▶Book Description
Go is the perfect language for machine learning; it helps to clearly describe complex algorithms, and also helps developers to understand how to run efficient optimized code. This book will teach you how to implement machine learning in Go to make programs that are easy to deploy and code that is not only easy to understand and debug, but also to have its performance measured.
The book begins by guiding you through setting up your machine learning environment with Go libraries and capabilities. You will then plunge into regression analysis of a real-life house pricing dataset and build a classification model in Go to classify emails as spam or ham. Using Gonum, Gorgonia, and STL, you will explore time series analysis along with decomposition and clean up your personal Twitter timeline by clustering tweets. In addition to this, you will learn how to recognize handwriting using neural networks and convolutional neural networks. Lastly, you'll learn how to choose the most appropriate machine learning algorithms to use for your projects with the help of a facial detection project.
By the end of this book, you will have developed a solid machine learning mindset, a strong hold on the powerful Go toolkit, and a sound understanding of the practical implementations of machine learning algorithms in real-world projects.
▶What You Will Learn
⦁ Set up a machine learning environment with Go libraries
⦁ Use Gonum to perform regression and classification
⦁ Explore time series models and decompose trends with Go libraries
⦁ Clean up your Twitter timeline by clustering tweets
⦁ Learn to use external services for your machine learning needs
⦁ Recognize handwriting using neural networks and CNN with Gorgonia
⦁ Implement facial recognition using GoCV and OpenCV
▶Key Features
⦁ Explore ML tasks and Go's machine learning ecosystem
⦁ Implement clustering, regression, classification, and neural networks with Go
⦁ Get to grips with libraries such as Gorgonia, Gonum, and GoCv for training models in Go
▶Who This Book Is For
If you're a machine learning engineer, data science professional, or Go programmer who wants to implement machine learning in your real-world projects and make smarter applications easily, this book is for you. Some coding experience in Golang and knowledge of basic machine learning concepts will help you in understanding the concepts covered in this book.
▶What this book covers
⦁ Chapter 1, How To Solve All Machine Learning Problems, introduces two classes of machine
learning: regression and classification. By the end of this chapter, you should feel
comfortable with the data structures used to build machine learning programs. Most
machine learning algorithms are built based on the data structures introduced here. We are
then going to introduce Go machine learning and get you up and running for further
projects.
⦁ Chapter 2, Linear Regression – House Price Prediction, goes into a regression analysis on a
real-life dataset on house pricing. We will start off by building the necessary data structures
to perform such analyses, along with initial exploration of the dataset.

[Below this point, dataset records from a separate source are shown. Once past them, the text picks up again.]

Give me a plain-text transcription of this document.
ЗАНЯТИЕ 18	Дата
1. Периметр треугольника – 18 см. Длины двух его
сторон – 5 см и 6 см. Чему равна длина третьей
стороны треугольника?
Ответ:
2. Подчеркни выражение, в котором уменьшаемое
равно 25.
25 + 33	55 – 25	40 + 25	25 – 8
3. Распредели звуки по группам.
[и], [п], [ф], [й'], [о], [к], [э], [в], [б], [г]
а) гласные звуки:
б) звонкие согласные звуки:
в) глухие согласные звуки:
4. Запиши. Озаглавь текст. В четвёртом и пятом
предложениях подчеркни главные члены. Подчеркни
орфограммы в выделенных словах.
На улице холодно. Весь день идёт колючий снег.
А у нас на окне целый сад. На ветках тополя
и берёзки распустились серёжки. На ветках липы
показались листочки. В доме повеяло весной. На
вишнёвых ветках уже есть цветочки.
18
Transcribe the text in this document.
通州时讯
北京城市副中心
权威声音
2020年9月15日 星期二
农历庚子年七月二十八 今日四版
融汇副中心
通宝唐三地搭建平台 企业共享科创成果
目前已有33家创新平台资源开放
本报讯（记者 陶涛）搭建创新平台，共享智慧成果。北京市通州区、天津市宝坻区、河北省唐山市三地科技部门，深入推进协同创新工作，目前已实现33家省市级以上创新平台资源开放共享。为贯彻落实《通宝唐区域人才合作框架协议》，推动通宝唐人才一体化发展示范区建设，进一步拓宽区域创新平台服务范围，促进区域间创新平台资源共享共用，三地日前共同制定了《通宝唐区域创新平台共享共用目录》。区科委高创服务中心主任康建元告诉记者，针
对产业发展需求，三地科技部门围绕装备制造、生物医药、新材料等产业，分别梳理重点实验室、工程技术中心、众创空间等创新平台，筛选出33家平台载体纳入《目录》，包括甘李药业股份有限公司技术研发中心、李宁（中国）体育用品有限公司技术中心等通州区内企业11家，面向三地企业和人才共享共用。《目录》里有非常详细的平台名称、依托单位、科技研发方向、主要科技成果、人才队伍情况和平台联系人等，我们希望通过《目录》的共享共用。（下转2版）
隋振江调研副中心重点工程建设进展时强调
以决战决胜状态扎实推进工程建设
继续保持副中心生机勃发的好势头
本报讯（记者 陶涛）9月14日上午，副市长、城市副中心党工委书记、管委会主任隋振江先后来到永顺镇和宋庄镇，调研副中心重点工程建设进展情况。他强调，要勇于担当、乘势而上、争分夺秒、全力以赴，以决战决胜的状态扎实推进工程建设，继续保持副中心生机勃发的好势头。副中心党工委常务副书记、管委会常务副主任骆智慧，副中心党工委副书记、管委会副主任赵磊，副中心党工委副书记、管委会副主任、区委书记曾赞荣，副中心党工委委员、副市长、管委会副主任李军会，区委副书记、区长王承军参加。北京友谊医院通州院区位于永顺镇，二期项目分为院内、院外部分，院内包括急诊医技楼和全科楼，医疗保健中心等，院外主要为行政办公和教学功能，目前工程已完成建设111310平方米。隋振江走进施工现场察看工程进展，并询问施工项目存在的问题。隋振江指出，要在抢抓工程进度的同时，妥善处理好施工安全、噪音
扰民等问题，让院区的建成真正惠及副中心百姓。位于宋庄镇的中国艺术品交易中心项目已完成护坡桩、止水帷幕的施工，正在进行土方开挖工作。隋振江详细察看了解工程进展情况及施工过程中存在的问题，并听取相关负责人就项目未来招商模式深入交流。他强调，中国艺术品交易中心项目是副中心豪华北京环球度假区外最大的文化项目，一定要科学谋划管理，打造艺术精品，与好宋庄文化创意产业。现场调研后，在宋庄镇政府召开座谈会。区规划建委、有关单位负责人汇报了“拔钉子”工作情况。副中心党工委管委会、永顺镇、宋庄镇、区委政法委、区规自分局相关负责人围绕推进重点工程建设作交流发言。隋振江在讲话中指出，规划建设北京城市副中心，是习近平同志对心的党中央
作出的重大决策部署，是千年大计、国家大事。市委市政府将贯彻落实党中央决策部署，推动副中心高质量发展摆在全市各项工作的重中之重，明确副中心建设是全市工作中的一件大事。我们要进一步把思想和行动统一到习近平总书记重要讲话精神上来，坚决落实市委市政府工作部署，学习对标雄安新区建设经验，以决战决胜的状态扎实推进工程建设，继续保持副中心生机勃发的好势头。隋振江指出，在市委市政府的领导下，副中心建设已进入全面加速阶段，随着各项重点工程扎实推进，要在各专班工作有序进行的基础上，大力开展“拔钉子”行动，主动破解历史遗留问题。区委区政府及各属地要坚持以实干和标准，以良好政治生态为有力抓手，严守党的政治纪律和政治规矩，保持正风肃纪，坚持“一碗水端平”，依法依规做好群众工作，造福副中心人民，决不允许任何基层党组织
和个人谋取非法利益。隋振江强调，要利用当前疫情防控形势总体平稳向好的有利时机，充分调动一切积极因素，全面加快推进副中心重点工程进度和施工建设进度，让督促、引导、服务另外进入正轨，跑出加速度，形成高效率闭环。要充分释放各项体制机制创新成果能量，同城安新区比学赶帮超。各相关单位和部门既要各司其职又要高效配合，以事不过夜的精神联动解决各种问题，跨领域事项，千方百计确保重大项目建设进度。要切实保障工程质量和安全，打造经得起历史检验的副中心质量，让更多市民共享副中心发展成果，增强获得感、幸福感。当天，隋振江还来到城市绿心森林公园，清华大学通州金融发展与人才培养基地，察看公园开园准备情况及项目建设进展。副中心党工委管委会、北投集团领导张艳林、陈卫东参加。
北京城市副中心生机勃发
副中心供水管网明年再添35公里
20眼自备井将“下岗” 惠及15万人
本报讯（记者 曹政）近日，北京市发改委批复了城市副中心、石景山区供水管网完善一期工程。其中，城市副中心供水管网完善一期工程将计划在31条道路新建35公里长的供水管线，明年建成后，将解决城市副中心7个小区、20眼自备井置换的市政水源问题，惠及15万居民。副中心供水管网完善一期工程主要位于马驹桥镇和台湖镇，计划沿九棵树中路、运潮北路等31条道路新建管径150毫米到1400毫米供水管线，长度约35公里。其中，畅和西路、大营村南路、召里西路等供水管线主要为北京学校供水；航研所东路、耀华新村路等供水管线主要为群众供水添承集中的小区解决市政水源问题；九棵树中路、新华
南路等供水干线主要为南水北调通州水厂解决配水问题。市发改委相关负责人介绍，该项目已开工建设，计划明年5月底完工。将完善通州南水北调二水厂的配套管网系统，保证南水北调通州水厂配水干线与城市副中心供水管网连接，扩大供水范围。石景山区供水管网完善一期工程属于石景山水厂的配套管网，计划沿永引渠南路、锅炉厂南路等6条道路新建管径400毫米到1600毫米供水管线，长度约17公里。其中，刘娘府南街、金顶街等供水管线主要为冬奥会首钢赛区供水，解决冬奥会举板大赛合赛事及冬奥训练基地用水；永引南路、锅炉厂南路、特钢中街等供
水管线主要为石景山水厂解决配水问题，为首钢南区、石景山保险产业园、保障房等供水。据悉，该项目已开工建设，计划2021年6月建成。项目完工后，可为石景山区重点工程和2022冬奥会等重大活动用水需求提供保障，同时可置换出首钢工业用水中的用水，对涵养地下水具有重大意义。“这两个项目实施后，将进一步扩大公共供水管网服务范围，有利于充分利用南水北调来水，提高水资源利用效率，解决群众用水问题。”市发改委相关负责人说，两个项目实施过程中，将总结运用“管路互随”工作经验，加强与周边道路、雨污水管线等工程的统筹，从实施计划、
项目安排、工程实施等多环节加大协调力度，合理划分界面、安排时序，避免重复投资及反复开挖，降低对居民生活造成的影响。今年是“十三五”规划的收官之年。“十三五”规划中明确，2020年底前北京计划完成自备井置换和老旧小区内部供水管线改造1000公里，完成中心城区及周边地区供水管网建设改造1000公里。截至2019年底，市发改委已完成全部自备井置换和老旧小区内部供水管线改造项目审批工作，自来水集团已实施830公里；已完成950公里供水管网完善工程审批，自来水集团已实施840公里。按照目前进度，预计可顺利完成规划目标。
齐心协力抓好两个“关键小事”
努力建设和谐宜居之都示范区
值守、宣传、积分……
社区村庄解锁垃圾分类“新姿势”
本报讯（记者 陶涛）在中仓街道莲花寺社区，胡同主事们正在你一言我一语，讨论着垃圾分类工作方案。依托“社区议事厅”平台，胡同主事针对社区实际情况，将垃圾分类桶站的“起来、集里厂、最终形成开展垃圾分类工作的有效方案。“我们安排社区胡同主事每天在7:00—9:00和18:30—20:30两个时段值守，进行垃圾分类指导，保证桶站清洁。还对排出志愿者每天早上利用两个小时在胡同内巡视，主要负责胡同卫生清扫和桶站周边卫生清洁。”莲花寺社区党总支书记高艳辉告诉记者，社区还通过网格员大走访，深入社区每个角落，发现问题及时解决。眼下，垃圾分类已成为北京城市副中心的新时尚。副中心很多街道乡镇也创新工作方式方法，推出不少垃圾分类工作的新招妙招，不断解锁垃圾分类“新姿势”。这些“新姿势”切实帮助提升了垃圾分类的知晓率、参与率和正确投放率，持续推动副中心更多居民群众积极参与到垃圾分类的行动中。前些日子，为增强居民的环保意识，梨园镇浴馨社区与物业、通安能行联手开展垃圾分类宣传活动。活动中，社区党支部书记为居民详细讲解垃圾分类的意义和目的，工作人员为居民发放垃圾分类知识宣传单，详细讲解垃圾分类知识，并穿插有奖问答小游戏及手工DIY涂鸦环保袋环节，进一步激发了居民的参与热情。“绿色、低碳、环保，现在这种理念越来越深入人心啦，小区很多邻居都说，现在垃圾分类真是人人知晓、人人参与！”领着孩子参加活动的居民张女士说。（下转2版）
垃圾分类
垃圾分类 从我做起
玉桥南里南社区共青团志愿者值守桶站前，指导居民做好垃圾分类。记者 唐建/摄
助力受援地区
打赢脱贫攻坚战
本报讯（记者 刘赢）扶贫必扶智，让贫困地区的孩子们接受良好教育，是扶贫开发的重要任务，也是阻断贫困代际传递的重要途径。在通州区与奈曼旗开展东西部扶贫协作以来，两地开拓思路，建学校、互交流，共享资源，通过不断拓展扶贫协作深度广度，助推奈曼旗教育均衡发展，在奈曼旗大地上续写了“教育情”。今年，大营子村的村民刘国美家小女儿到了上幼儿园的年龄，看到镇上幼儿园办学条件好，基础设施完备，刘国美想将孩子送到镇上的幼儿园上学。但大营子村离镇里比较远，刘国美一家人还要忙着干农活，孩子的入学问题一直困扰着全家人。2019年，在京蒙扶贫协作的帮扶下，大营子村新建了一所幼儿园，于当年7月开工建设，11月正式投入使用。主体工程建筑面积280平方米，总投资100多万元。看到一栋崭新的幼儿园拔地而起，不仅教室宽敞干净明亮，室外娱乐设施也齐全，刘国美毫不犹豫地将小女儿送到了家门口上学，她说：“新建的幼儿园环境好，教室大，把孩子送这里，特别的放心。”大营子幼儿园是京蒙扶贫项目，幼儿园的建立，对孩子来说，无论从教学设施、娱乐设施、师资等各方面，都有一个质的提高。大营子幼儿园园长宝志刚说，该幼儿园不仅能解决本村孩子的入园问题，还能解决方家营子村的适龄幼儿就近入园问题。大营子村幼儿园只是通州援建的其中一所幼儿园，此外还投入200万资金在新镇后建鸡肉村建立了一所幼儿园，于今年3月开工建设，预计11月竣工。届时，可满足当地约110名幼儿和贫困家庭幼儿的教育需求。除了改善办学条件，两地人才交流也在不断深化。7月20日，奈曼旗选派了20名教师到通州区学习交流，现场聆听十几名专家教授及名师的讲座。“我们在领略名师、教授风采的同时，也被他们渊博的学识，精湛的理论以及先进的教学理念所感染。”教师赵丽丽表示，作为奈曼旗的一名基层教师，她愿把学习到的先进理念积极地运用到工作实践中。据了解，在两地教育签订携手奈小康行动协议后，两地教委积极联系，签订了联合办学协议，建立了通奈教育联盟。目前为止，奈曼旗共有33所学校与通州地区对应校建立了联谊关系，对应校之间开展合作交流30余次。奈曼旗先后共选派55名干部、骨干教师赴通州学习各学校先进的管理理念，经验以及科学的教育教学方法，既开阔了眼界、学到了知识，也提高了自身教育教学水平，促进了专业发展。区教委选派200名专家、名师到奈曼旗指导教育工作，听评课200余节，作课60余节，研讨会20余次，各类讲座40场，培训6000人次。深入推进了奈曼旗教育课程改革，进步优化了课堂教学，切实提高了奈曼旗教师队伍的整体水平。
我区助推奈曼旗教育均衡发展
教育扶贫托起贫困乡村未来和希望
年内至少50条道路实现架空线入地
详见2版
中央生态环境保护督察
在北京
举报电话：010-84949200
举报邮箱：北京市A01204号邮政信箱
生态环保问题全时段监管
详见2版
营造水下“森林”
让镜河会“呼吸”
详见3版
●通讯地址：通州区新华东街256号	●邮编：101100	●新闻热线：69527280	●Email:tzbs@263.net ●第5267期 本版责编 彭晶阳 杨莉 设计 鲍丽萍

⦁ Chapter 3, Classification – Spam Email Detection, covers the construction of a classification
model in Go. The dataset is the classic spam and ham email dataset in which our goal is to
build a model that classifies the emails as spam or ham. Then, we will learn how to write
the algorithms themselves, while leveraging external libraries (such as Gonum) for data
structure support.
⦁ Chapter 4, Decomposing CO2 Trends Using Time Series Analysis, introduces us to the
subtleties of time series analysis. Data in time series can often be decomposed for
descriptive purposes. This chapter shows us how to perform such decompositions, and
how to display them using Gonum's plotting tools as well as gnuplot.
⦁ Chapter 5, Clean Up Your Personal Twitter Timeline by Clustering Tweets, covers the
clustering of tweets on Twitter. We will be using two different clustering techniques, KMeans
and DBSCAN. For this chapter, we're going to rely on a number of skills we built up
in Chapter 2, Linear Regression – House Price Prediction. We will also be using the same
libraries used in the aforementioned chaper. On top of that, we will also be using the
clusters library by Marcin Praski
⦁ Chapter 6, Neural Networks – MNIST Handwriting Recognition, opens up the rich world of
image recognition to us. Images are difficult, because useful features are nonlinear products
of the input features. The aim of this project is to introduce the various methods of
handling high-dimensional data; specifically, the use of PCA algorithms in the Gonum
library to whiten data.
⦁ Chapter 7, Convolutional Neural Networks – MNIST Handwriting Recognition, explains how to
use recent advancements in deep learning to perform handwriting recognition, by building
a convolutional neural network using Gorgonia tp achieve 99.87% accuracy.
⦁ Chapter 8, Basic Facial Detection, explores a basic implementation of facial detection. By the
end of this chapter, we will have implemented a usable facial detection system using GoCV
and PIGO. This chapter teaches an important lesson in learning to choose the correct
algorithm for the job.
⦁ Chapter 9, Hot Dog or Not Hot Dog - Using External Services culminates the book by showing
how one may integrate external services in machine learning projects, and what to look out
for when doing so.
⦁ Chapter 10, What Is Next, lists the further avenues for machine learning in Go.